Re: How's dot.net doing nowadays?



MM wrote:

And a non-OOP program can be a simple solution that works. That's how
many programs once were written. Successfully. No wonder most of your
developers have problems with OOP. OOP is a curiosity for the
laboratory only. It bears no resemblance to how humans actually think.
I take it your programmers are not daft? Then you have to answer the
question, WHY do they find it so arcane and non-intuitive? There has
to be a reason, and the reasons are, OOP is too up itself, too
obscure, too overblown, too excessively zealous, too inflexible.


I find the notion that OOP is too up itself, etc. to be odd, since it is you
that decides what classes to create and use. It is only as obscure, overblown,
zealous, or inflexible as you choose to make it.

Most five year olds grasp the concept of "toys", and can pick up their toys and
put them away.

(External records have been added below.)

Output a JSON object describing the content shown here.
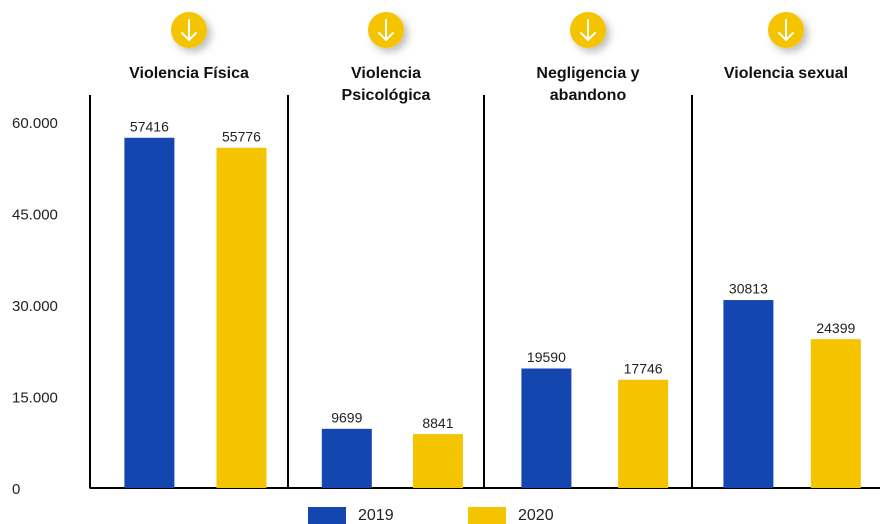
{
  "chart_data": {
    "type": "bar",
    "categories": [
      "Violencia Física",
      "Violencia Psicológica",
      "Negligencia y abandono",
      "Violencia sexual"
    ],
    "series": [
      {
        "name": "2019",
        "color": "#1446b0",
        "values": [
          57416,
          9699,
          19590,
          30813
        ]
      },
      {
        "name": "2020",
        "color": "#f5c400",
        "values": [
          55776,
          8841,
          17746,
          24399
        ]
      }
    ],
    "ylim": [
      0,
      60000
    ],
    "yticks": [
      0,
      {
        "value": 15000,
        "label": "15.000"
      },
      {
        "value": 30000,
        "label": "30.000"
      },
      {
        "value": 45000,
        "label": "45.000"
      },
      {
        "value": 60000,
        "label": "60.000"
      }
    ],
    "legend": "bottom"
  }
}
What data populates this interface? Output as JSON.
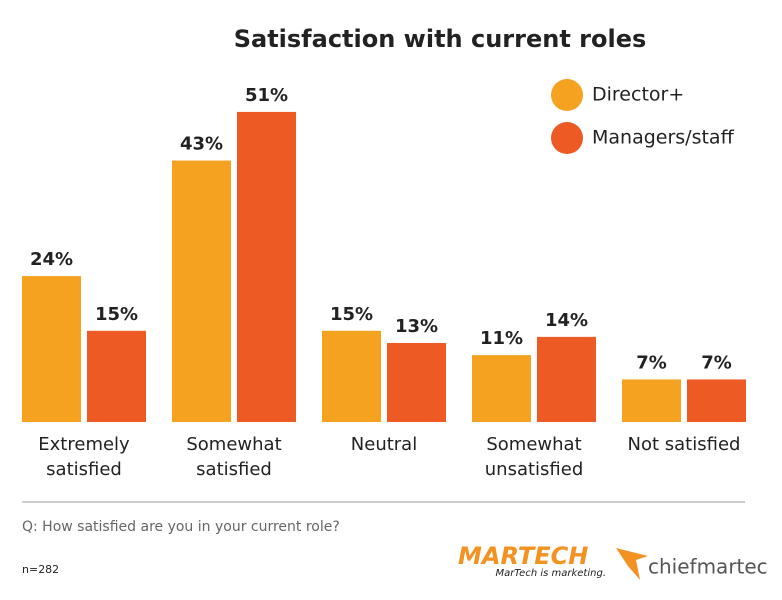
{
  "chart_data": {
    "type": "bar",
    "title": "Satisfaction with current roles",
    "categories": [
      "Extremely satisfied",
      "Somewhat satisfied",
      "Neutral",
      "Somewhat unsatisfied",
      "Not satisfied"
    ],
    "series": [
      {
        "name": "Director+",
        "color": "#f4a21f",
        "values": [
          24,
          43,
          15,
          11,
          7
        ],
        "value_labels": [
          "24%",
          "43%",
          "15%",
          "11%",
          "7%"
        ]
      },
      {
        "name": "Managers/staff",
        "color": "#ee5a24",
        "values": [
          15,
          51,
          13,
          14,
          7
        ],
        "value_labels": [
          "15%",
          "51%",
          "13%",
          "14%",
          "7%"
        ]
      }
    ],
    "legend": "top-right",
    "question": "Q: How satisfied are you in your current role?",
    "sample_size": "n=282",
    "logos": {
      "martech": "MARTECH",
      "martech_tagline": "MarTech is marketing.",
      "chiefmartec": "chiefmartec"
    }
  }
}
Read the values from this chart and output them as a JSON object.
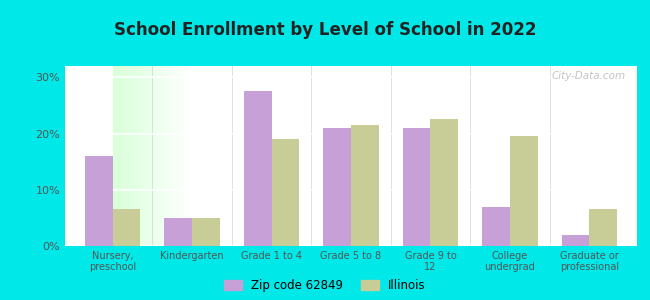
{
  "title": "School Enrollment by Level of School in 2022",
  "categories": [
    "Nursery,\npreschool",
    "Kindergarten",
    "Grade 1 to 4",
    "Grade 5 to 8",
    "Grade 9 to\n12",
    "College\nundergrad",
    "Graduate or\nprofessional"
  ],
  "zip_values": [
    16.0,
    5.0,
    27.5,
    21.0,
    21.0,
    7.0,
    2.0
  ],
  "illinois_values": [
    6.5,
    5.0,
    19.0,
    21.5,
    22.5,
    19.5,
    6.5
  ],
  "zip_color": "#c8a0d8",
  "illinois_color": "#c8cc96",
  "background_color": "#00e8e8",
  "plot_bg_color": "#e8ffe8",
  "ylim": [
    0,
    32
  ],
  "yticks": [
    0,
    10,
    20,
    30
  ],
  "yticklabels": [
    "0%",
    "10%",
    "20%",
    "30%"
  ],
  "legend_zip_label": "Zip code 62849",
  "legend_illinois_label": "Illinois",
  "watermark": "City-Data.com",
  "bar_width": 0.35,
  "title_color": "#222222",
  "tick_color": "#555555"
}
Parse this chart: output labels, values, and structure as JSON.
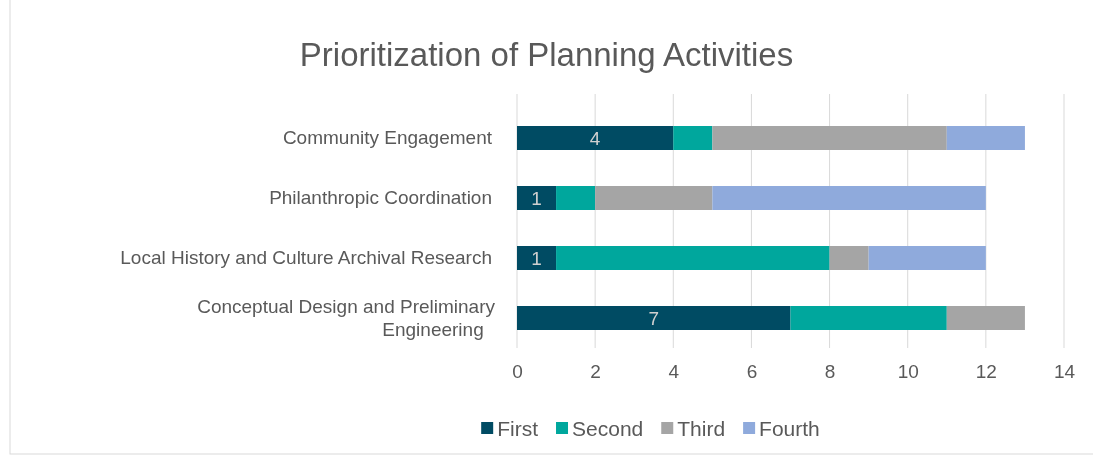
{
  "chart_data": {
    "type": "bar",
    "orientation": "horizontal",
    "stacked": true,
    "title": "Prioritization of Planning Activities",
    "categories": [
      "Community Engagement",
      "Philanthropic Coordination",
      "Local History and Culture Archival Research",
      "Conceptual Design and Preliminary Engineering"
    ],
    "series": [
      {
        "name": "First",
        "color": "#004b63",
        "values": [
          4,
          1,
          1,
          7
        ],
        "value_labels": [
          "4",
          "1",
          "1",
          "7"
        ]
      },
      {
        "name": "Second",
        "color": "#00a79d",
        "values": [
          1,
          1,
          7,
          4
        ]
      },
      {
        "name": "Third",
        "color": "#a5a5a5",
        "values": [
          6,
          3,
          1,
          2
        ]
      },
      {
        "name": "Fourth",
        "color": "#8faadc",
        "values": [
          2,
          7,
          3,
          null
        ]
      }
    ],
    "xlim": [
      0,
      14
    ],
    "xticks": [
      0,
      2,
      4,
      6,
      8,
      10,
      12,
      14
    ],
    "grid": "x",
    "legend": "bottom"
  }
}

This requires recognizing that their stuffed bear, their fire
truck, their set of lego blocks (as a group), and their ninja turtle all qualify
as toys.

People are often frustrated when programs don't seem to recognize "what things
have in common". It would be far more difficult, for instance, if you needed a
separate Explorer for Excel files, Word files, VB6 files, etc., rather than
having a system that recognizes that they are all files, and that many
operations can be performed on any of them.

When it is used right, OOP greatly simplifies a task that would other wise
require many Select Case statements, to sort through various possiblities at
each step. It is functionally a way of automating that kind of process at the
compiler level, and produces about the same execution time when compared to a
Select Case + Call.

Certainly VB6 itself is written using OOP, as are most of the other substantial
programs you use. It is far more than a curiosity.